The government said on Friday it was consulting coalition partners about convening an all-parties conference (APC) to discuss a recently announced military operation, Azm-e-Istehkam or Resolve for Stability, as former prime minister Imran Khan said his party would participate to find out more about it.
Last month, Pakistan’s top national security body notified its decision to launch the operation amid a spike in militant violence across the country.
Leading opposition factions, including Khan’s Pakistan Tehreek-e-Insaf (PTI) party, objected to the announcement without any debate over the issue in national parliament. They also maintained such an operation would “only lead to further instability in the country.”
Following the backlash, Prime Minister Shehbaz Sharif’s office issued a statement, clarifying that “no large-scale military operation” would be launched in the country. With few details available in public on the contours of Operation Azm-e-Istehkam, the government has now planned to convene the APC to address the concerns of political stakeholders in the country.
“Our consultation process [on the APC] is ongoing,” Information Minister Attaullah Tarar said in a news conference in the federal capital. “The consultation is going on with regards to Operation Azm-e-Istehkam.”
The minister confirmed the government had completed one round of negotiations with its allies, adding further talks would be held before announcing the meeting’s specific date and agenda.
Earlier today, ex-PM Khan said his party would participate in the APC where the government was planning to take major political parties into confidence over the military operation.
“My party will participate in the all-parties conference and hear what the government has to say,” he told reporters as he appeared to face a case against him at Rawalpindi’s Adiala jail, where he has been incarcerated on multiple charges.
Referring to Khan’s statement, Tarar hoped he would stand his decision.
“Azm-e-Istehkam is a national issue and all political parties should be taken on board,” the minister emphasized while responding to a question if the PTI would be invited to the APC.
Speaking to Arab News, Zaigham Khan, a security analyst, said the government was trying to fix the “communication debacle” which it had made by announcing a full-scale military operation and then issuing a clarification it would not be kinetic.
“The opposition got a leverage point through this debacle and announced a disapproval of the military operation,” he continued, saying that Pakistan was a victim of a proxy war being waged and supported by the Afghan Taliban who were arming and protecting militants associated with a banned network, Tehreek-e-Taliban Pakistan.

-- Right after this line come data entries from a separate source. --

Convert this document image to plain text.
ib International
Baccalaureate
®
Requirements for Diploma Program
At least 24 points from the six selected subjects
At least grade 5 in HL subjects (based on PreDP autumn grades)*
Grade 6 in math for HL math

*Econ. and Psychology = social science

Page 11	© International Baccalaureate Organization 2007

“There was no need to rebrand the military operation as the troops are already engaged in eliminating terrorism by carrying out different intelligence-based operations,” he added. “The ongoing military operation against terrorists should have been intensified instead of being rebranded without any prior and effective consultation with all political parties.”
He expressed his doubt about the government’s ability to pacify the opposition parties by addressing their concerns about the operation.
“The political environment is so divisive at the moment that the government may find it hard to get a clear approval for the military operation from all political parties,” he maintained.